Çoğunluğu er 80 sanığa "suç işleme kastları bulunmadığı" gerekçesiyle beraat verilmesi kararı da Yargıtay 3. Ceza Dairesince hukuka uygun bulundu.

Polislerin silahlarını aldılar

Yargıtay 3. Ceza Dairesinin kararında, 15 Temmuz'da darbecilerin İstanbul il genelindeki planları doğrultusunda başka davada yargılanarak 15 kez ağırlaştırılmış müebbet hapse mahkum edilen dönemin 47. Motorlu Piyade Alay Komutanı eski albay Sadık Cebeci'nin İstanbul Büyükşehir Belediyesi, AK Parti ve Valilik binası işgali görevlerini üstlendiği tespitine yer verildi.

Cebeci'nin bu kapsamda, kolluk kuvvetlerini toplumsal olaylarda destekleme (KOKTOD) çalışması yapılması yönünde astlarına emir verdiği aktarılan kararda, 15 Temmuz saat 19.55 sıralarında kışlada alarm verildiği, bunun üzerine içtimaya çıkan sanıklara silah ve mühimmat dağıtımı yapıldığı ifade edildi.

Cebeci'nin, DEAŞ'a operasyon olabileceği yönünde söylemlerde bulunduğu, ardından sanık eski albay Nizamettin Aydın komutasındaki askerlerin saat 22.00 sularında İstanbul Valiliğine gittiği anlatılan kararda, buradaki polislere Aydın'ın, "Ordu adına geliyoruz, buranın güvenliği bizden sorulur, silahlarınızı teslim edin." şeklinde hitap ettiği, sonrasında da polislerin silahlarını aldığı belirtildi.

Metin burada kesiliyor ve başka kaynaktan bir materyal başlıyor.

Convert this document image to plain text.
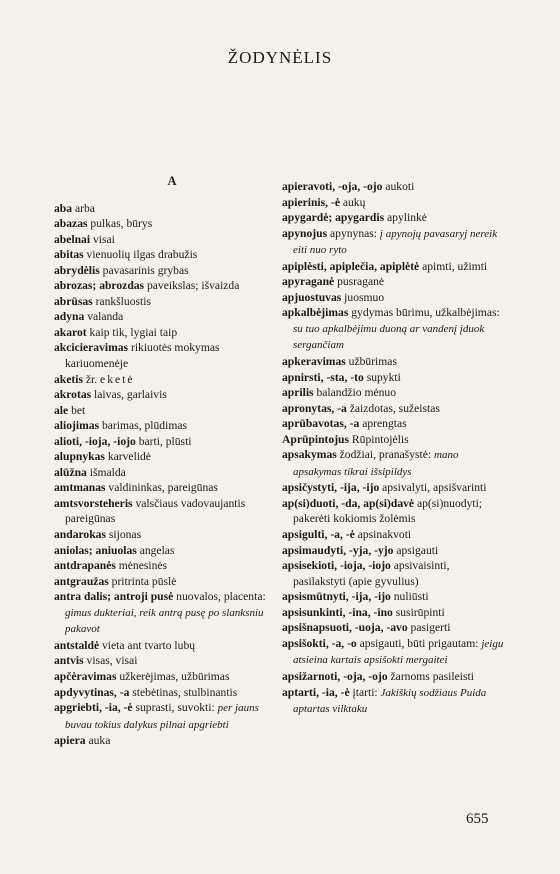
ŽODYNĖLIS
A
aba arba
abazas pulkas, būrys
abelnai visai
abitas vienuolių ilgas drabužis
abrydėlis pavasarinis grybas
abrozas; abrozdas paveikslas; išvaizda
abrūsas rankšluostis
adyna valanda
akarot kaip tik, lygiai taip
akcicieravimas rikiuotės mokymas kariuomenėje
aketis žr. eketė
akrotas laivas, garlaivis
ale bet
aliojimas barimas, plūdimas
alioti, -ioja, -iojo barti, plūsti
alupnykas karvelidė
alūžna išmalda
amtmanas valdininkas, pareigūnas
amtsvorsteheris valsčiaus vadovaujantis pareigūnas
andarokas sijonas
aniolas; aniuolas angelas
antdrapanės mėnesinės
antgraužas pritrinta pūslė
antra dalis; antroji pusė nuovalos, placenta: gimus dukteriai, reik antrą pusę po slanksniu pakavot
antstaldė vieta ant tvarto lubų
antvis visas, visai
apčėravimas užkerėjimas, užbūrimas
apdyvytinas, -a stebėtinas, stulbinantis
apgriebti, -ia, -ė suprasti, suvokti: per jauns buvau tokius dalykus pilnai apgriebti
apiera auka
apieravoti, -oja, -ojo aukoti
apierinis, -ė aukų
apygardė; apygardis apylinkė
apynojus apynynas: į apynojų pavasaryj nereik eiti nuo ryto
apiplėsti, apiplečia, apiplėtė apimti, užimti
apyraganė pusraganė
apjuostuvas juosmuo
apkalbėjimas gydymas būrimu, užkalbėjimas: su tuo apkalbėjimu duoną ar vandenį įduok sergančiam
apkeravimas užbūrimas
apnirsti, -sta, -to supykti
aprilis balandžio mėnuo
apronytas, -a žaizdotas, sužeistas
aprūbavotas, -a aprengtas
Aprūpintojus Rūpintojėlis
apsakymas žodžiai, pranašystė: mano apsakymas tikrai išsipildys
apsičystyti, -ija, -ijo apsivalyti, apsišvarinti
ap(si)duoti, -da, ap(si)davė ap(si)nuodyti; pakerėti kokiomis žolėmis
apsigulti, -a, -ė apsinakvoti
apsimaudyti, -yja, -yjo apsigauti
apsisekioti, -ioja, -iojo apsivaisinti, pasilakstyti (apie gyvulius)
apsismūtnyti, -ija, -ijo nuliūsti
apsisunkinti, -ina, -ino susirūpinti
apsišnapsuoti, -uoja, -avo pasigerti
apsišokti, -a, -o apsigauti, būti prigautam: jeigu atsieina kartais apsišokti mergaitei
apsižarnoti, -oja, -ojo žarnoms pasileisti
aptarti, -ia, -ė įtarti: Jakiškių sodžiaus Puida aptartas vilktaku
655
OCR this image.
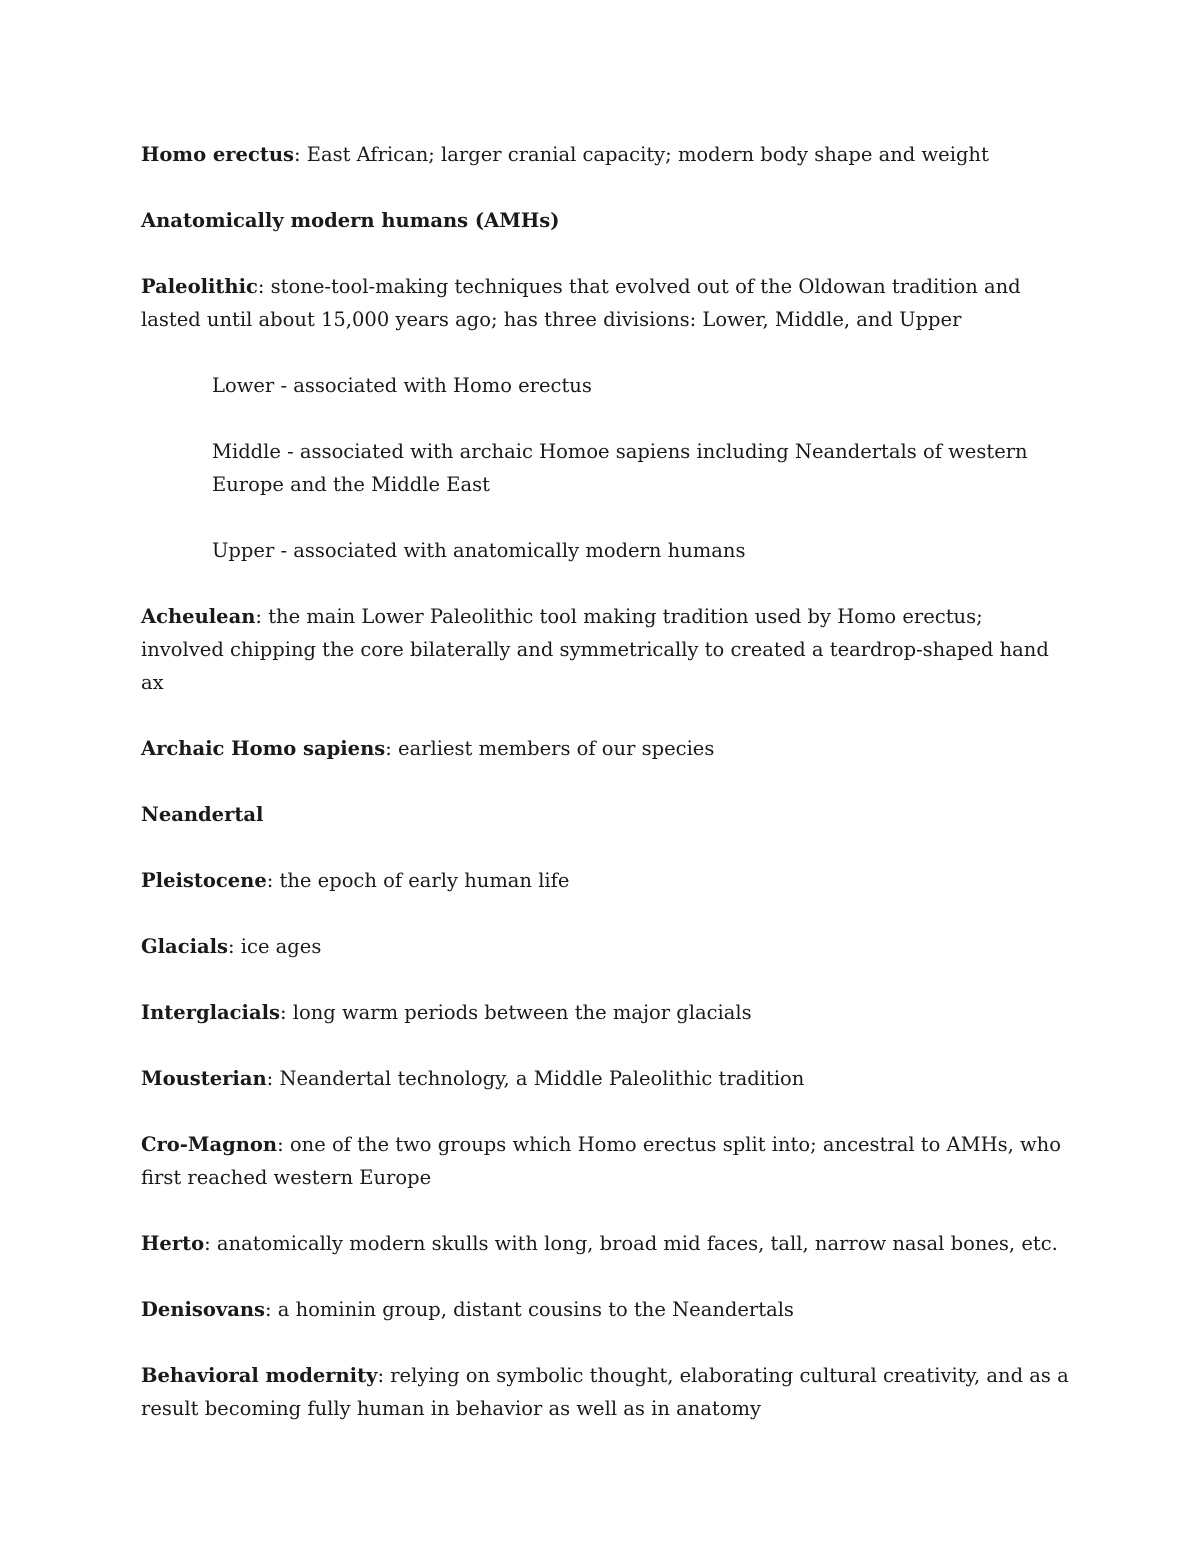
Homo erectus: East African; larger cranial capacity; modern body shape and weight

Anatomically modern humans (AMHs)

Paleolithic: stone-tool-making techniques that evolved out of the Oldowan tradition and lasted until about 15,000 years ago; has three divisions: Lower, Middle, and Upper

Lower - associated with Homo erectus

Middle - associated with archaic Homoe sapiens including Neandertals of western Europe and the Middle East

Upper - associated with anatomically modern humans

Acheulean: the main Lower Paleolithic tool making tradition used by Homo erectus; involved chipping the core bilaterally and symmetrically to created a teardrop-shaped hand ax

Archaic Homo sapiens: earliest members of our species

Neandertal

Pleistocene: the epoch of early human life

Glacials: ice ages

Interglacials: long warm periods between the major glacials

Mousterian: Neandertal technology, a Middle Paleolithic tradition

Cro-Magnon: one of the two groups which Homo erectus split into; ancestral to AMHs, who first reached western Europe

Herto: anatomically modern skulls with long, broad mid faces, tall, narrow nasal bones, etc.

Denisovans: a hominin group, distant cousins to the Neandertals

Behavioral modernity: relying on symbolic thought, elaborating cultural creativity, and as a result becoming fully human in behavior as well as in anatomy
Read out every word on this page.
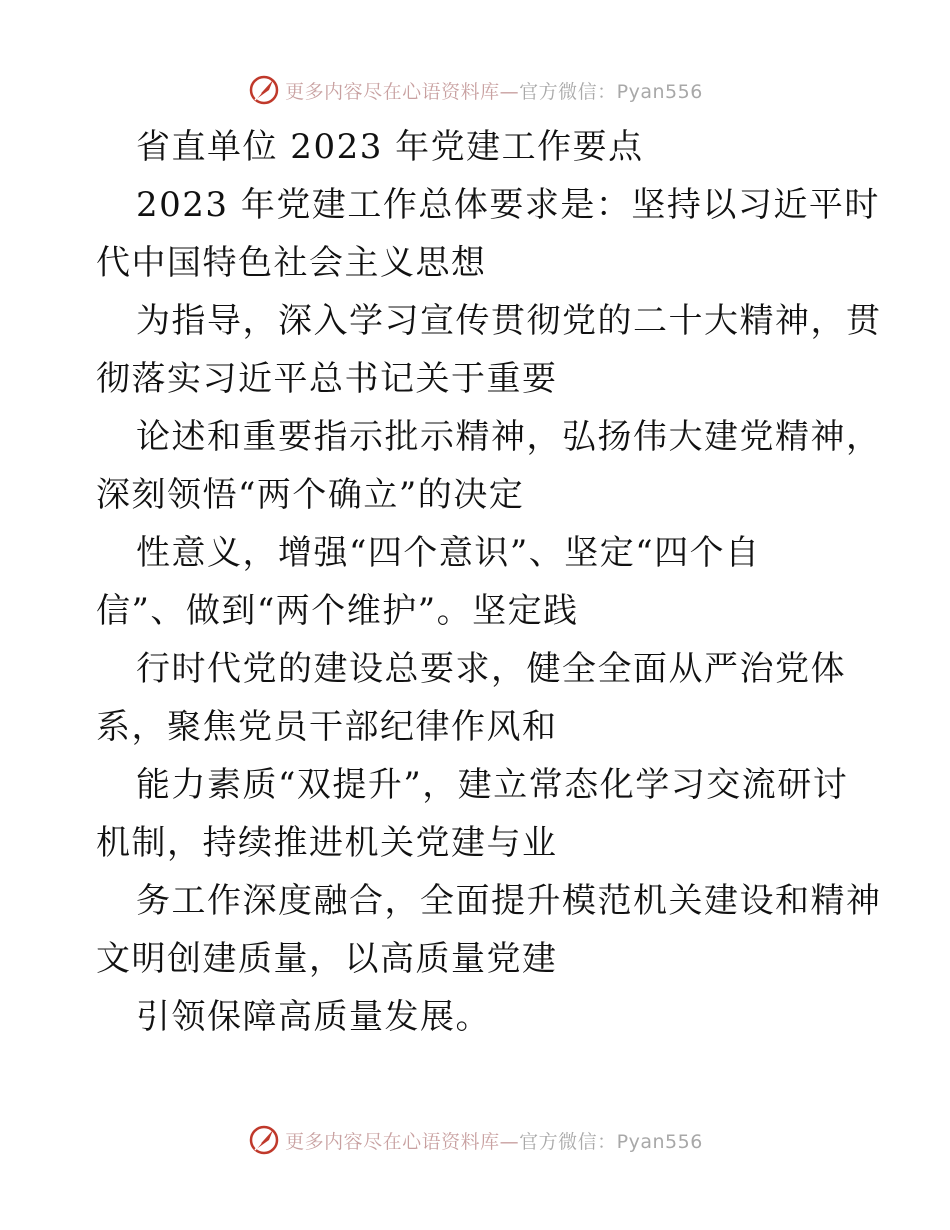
更多内容尽在心语资料库—官方微信：Pyan556
省直单位 2023 年党建工作要点
2023 年党建工作总体要求是：坚持以习近平时
代中国特色社会主义思想
为指导，深入学习宣传贯彻党的二十大精神，贯
彻落实习近平总书记关于重要
论述和重要指示批示精神，弘扬伟大建党精神，
深刻领悟“两个确立”的决定
性意义，增强“四个意识”、坚定“四个自
信”、做到“两个维护”。坚定践
行时代党的建设总要求，健全全面从严治党体
系，聚焦党员干部纪律作风和
能力素质“双提升”，建立常态化学习交流研讨
机制，持续推进机关党建与业
务工作深度融合，全面提升模范机关建设和精神
文明创建质量，以高质量党建
引领保障高质量发展。
更多内容尽在心语资料库—官方微信：Pyan556
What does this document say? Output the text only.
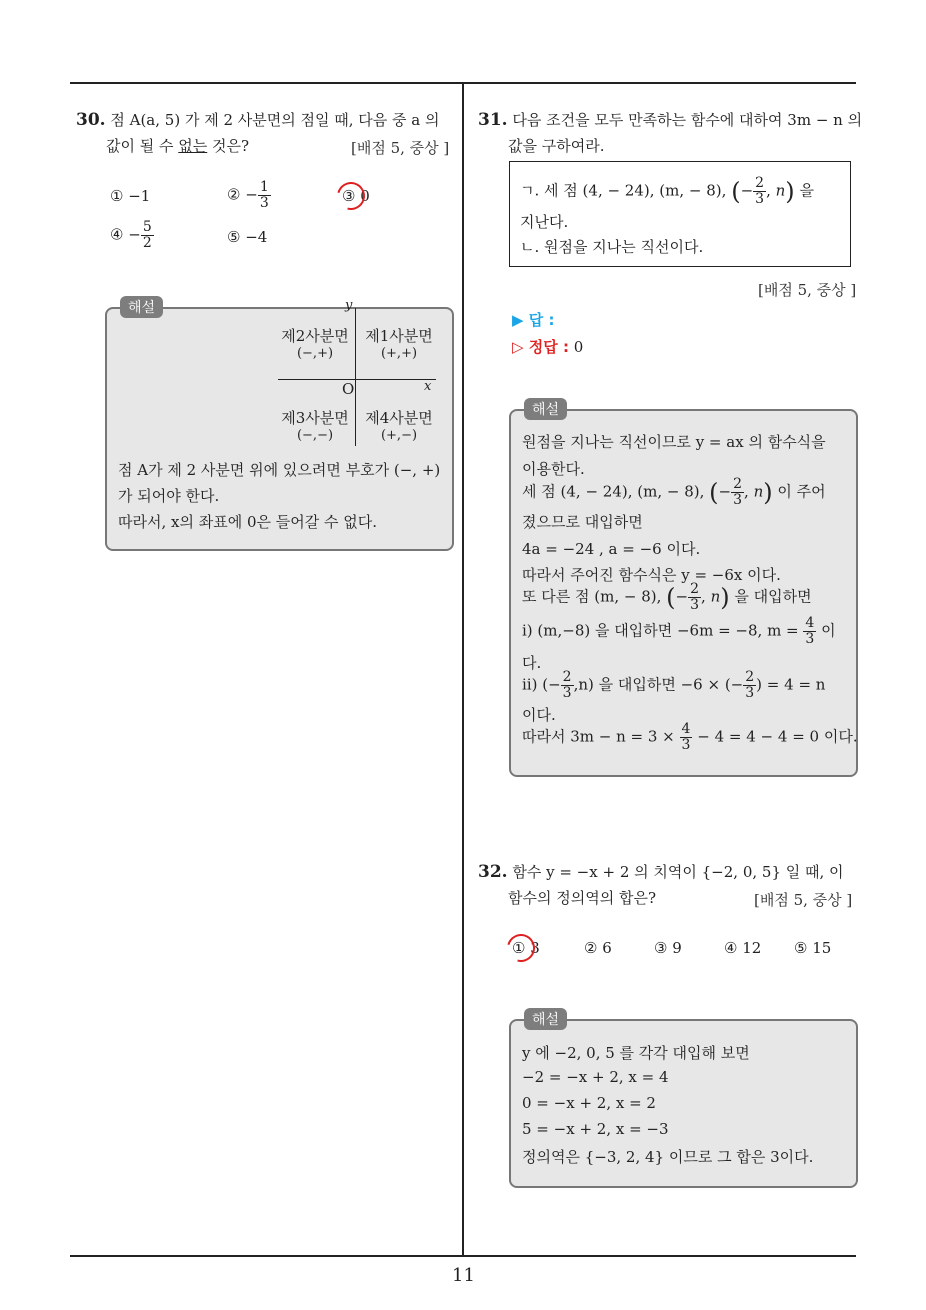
11
30. 점 A(a, 5) 가 제 2 사분면의 점일 때, 다음 중 a 의
값이 될 수 없는 것은?	[배점 5, 중상 ]
① −1	② − $\frac{1}{3}$	③ 0
④ − $\frac{5}{2}$	⑤ −4
해설	y
x
O
제2사분면
(−,+)
제1사분면
(+,+)
제3사분면
(−,−)
제4사분면
(+,−)
점 A가 제 2 사분면 위에 있으려면 부호가 (−, +)
가 되어야 한다.
따라서, x의 좌표에 0은 들어갈 수 없다.
31. 다음 조건을 모두 만족하는 함수에 대하여 3m − n 의
값을 구하여라.
ㄱ. 세 점 (4, − 24), (m, − 8), (− $\frac{2}{3}$ , n) 을
지난다.
ㄴ. 원점을 지나는 직선이다.
[배점 5, 중상 ]
▶ 답 :
▷ 정답 : 0
해설
원점을 지나는 직선이므로 y = ax 의 함수식을
이용한다.
세 점 (4, − 24), (m, − 8), (− $\frac{2}{3}$ , n) 이 주어
졌으므로 대입하면
4a = −24 , a = −6 이다.
따라서 주어진 함수식은 y = −6x 이다.
또 다른 점 (m, − 8), (− $\frac{2}{3}$ , n) 을 대입하면
ⅰ) (m,−8) 을 대입하면 −6m = −8, $m = \frac{4}{3}$ 이
다.
ⅱ) (− $\frac{2}{3} ,n$) 을 대입하면 −6 × (− $\frac{2}{3}$ ) = 4 = n
이다.
따라서 $3m - n = 3 \times \frac{4}{3} - 4 = 4 - 4 = 0$ 이다.
32. 함수 y = −x + 2 의 치역이 {−2, 0, 5} 일 때, 이
함수의 정의역의 합은?	[배점 5, 중상 ]
① 3	② 6	③ 9	④ 12 ⑤ 15
해설
y 에 −2, 0, 5 를 각각 대입해 보면
−2 = −x + 2, x = 4
0 = −x + 2, x = 2
5 = −x + 2, x = −3
정의역은 {−3, 2, 4} 이므로 그 합은 3이다.
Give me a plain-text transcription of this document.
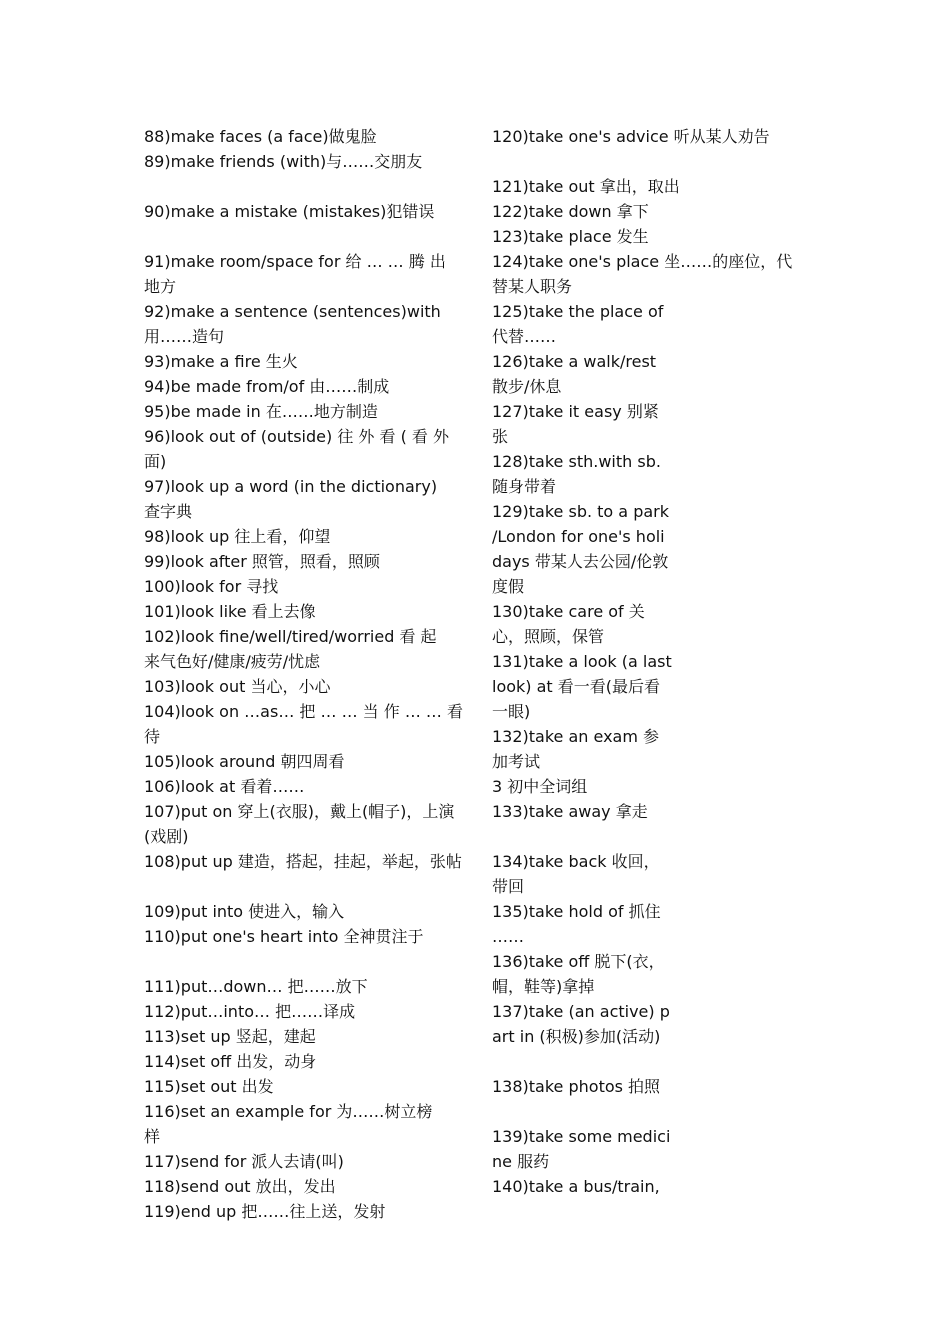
88)make faces (a face)做鬼脸
89)make friends (with)与……交朋友
90)make a mistake (mistakes)犯错误
91)make room/space for 给 … … 腾 出
地方
92)make a sentence (sentences)with
用……造句
93)make a fire 生火
94)be made from/of 由……制成
95)be made in 在……地方制造
96)look out of (outside) 往 外 看 ( 看 外
面)
97)look up a word (in the dictionary)
查字典
98)look up 往上看，仰望
99)look after 照管，照看，照顾
100)look for 寻找
101)look like 看上去像
102)look fine/well/tired/worried 看 起
来气色好/健康/疲劳/忧虑
103)look out 当心，小心
104)look on …as… 把 … … 当 作 … … 看
待
105)look around 朝四周看
106)look at 看着……
107)put on 穿上(衣服)，戴上(帽子)，上演
(戏剧)
108)put up 建造，搭起，挂起，举起，张帖
109)put into 使进入，输入
110)put one's heart into 全神贯注于
111)put…down… 把……放下
112)put…into… 把……译成
113)set up 竖起，建起
114)set off 出发，动身
115)set out 出发
116)set an example for 为……树立榜
样
117)send for 派人去请(叫)
118)send out 放出，发出
119)end up 把……往上送，发射
120)take one's advice 听从某人劝告
121)take out 拿出，取出
122)take down 拿下
123)take place 发生
124)take one's place 坐……的座位，代
替某人职务
125)take the place of
代替……
126)take a walk/rest
散步/休息
127)take it easy 别紧
张
128)take sth.with sb.
随身带着
129)take sb. to a park
/London for one's holi
days 带某人去公园/伦敦
度假
130)take care of 关
心，照顾，保管
131)take a look (a last
look) at 看一看(最后看
一眼)
132)take an exam 参
加考试
3 初中全词组
133)take away 拿走
134)take back 收回，
带回
135)take hold of 抓住
……
136)take off 脱下(衣，
帽，鞋等)拿掉
137)take (an active) p
art in (积极)参加(活动)
138)take photos 拍照
139)take some medici
ne 服药
140)take a bus/train,
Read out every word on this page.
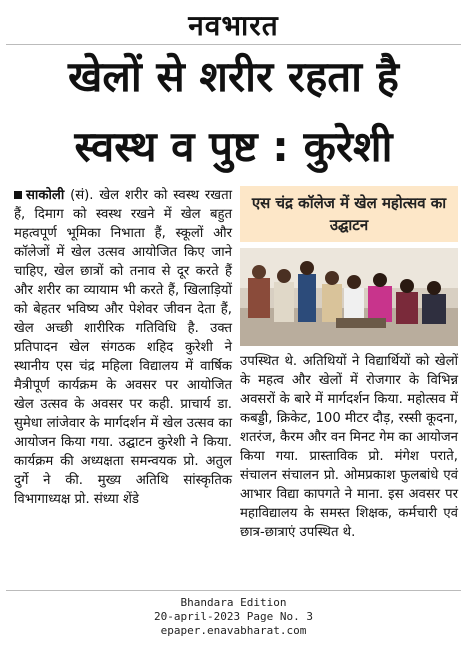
नवभारत
खेलों से शरीर रहता है
स्वस्थ व पुष्ट : कुरेशी
साकोली (सं). खेल शरीर को स्वस्थ रखता हैं, दिमाग को स्वस्थ रखने में खेल बहुत महत्वपूर्ण भूमिका निभाता हैं, स्कूलों और कॉलेजों में खेल उत्सव आयोजित किए जाने चाहिए, खेल छात्रों को तनाव से दूर करते हैं और शरीर का व्यायाम भी करते हैं, खिलाड़ियों को बेहतर भविष्य और पेशेवर जीवन देता हैं, खेल अच्छी शारीरिक गतिविधि है. उक्त प्रतिपादन खेल संगठक शहिद कुरेशी ने स्थानीय एस चंद्र महिला विद्यालय में वार्षिक मैत्रीपूर्ण कार्यक्रम के अवसर पर आयोजित खेल उत्सव के अवसर पर कही. प्राचार्य डा. सुमेधा लांजेवार के मार्गदर्शन में खेल उत्सव का आयोजन किया गया. उद्घाटन कुरेशी ने किया. कार्यक्रम की अध्यक्षता समन्वयक प्रो. अतुल दुर्गे ने की. मुख्य अतिथि सांस्कृतिक विभागाध्यक्ष प्रो. संध्या शेंडे
एस चंद्र कॉलेज में खेल महोत्सव का उद्घाटन
उपस्थित थे. अतिथियों ने विद्यार्थियों को खेलों के महत्व और खेलों में रोजगार के विभिन्न अवसरों के बारे में मार्गदर्शन किया. महोत्सव में कबड्डी, क्रिकेट, 100 मीटर दौड़, रस्सी कूदना, शतरंज, कैरम और वन मिनट गेम का आयोजन किया गया. प्रास्ताविक प्रो. मंगेश पराते, संचालन संचालन प्रो. ओमप्रकाश फुलबांधे एवं आभार विद्या कापगते ने माना. इस अवसर पर महाविद्यालय के समस्त शिक्षक, कर्मचारी एवं छात्र-छात्राएं उपस्थित थे.
Bhandara Edition
20-april-2023 Page No. 3
epaper.enavabharat.com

Olay yerine gelen dönemin İstanbul İl Emniyet Müdür Yardımcısı Cengiz Demircan'ın sanıklara darbe yaptıkları hususunda uyarılarda bulunduğuna işaret edilen kararda, bölgedeki vatandaşların da konuşarak ve telefondan görüntüler göstererek bunun bir darbe olduğunu buradaki askerlere söyledikleri, buna rağmen valilik dışında barikat kurulduğu, araç ve yaya geçişlerinin engellendiği, eş zamanlı olarak Aydın'ın emir ve komutasında bir kısım asker tarafından da valilik binasına geçişi olan caminin içerisine girildiği kaydedildi.

Vatandaşların tepkileri üzerine sanık Recep Karaçam'ın üstleriyle telefonla irtibat sağlamaya çalıştığı, bölgedeki vatandaşlara, "Biz eğitim için geldik, komutanlarımdan durumu öğrenmeye çalışıyorum." şeklinde sözler söylediği anlatılan kararda, daha sonra Karaçam'ın emrindeki askerlere şarjör boşalt emri verdiği ve askerleriyle kışlaya döndüğü ifade edildi.

Bölgedeki diğer askerlerin ise daha sonra birliğe dönmek için valilikten ayrıldığı anlatılan kararda, bu sanıkların Unkapanı Köprüsü yakınlarında sıkışarak ilerleyemedikleri, ardından da polise teslim oldukları bildirildi.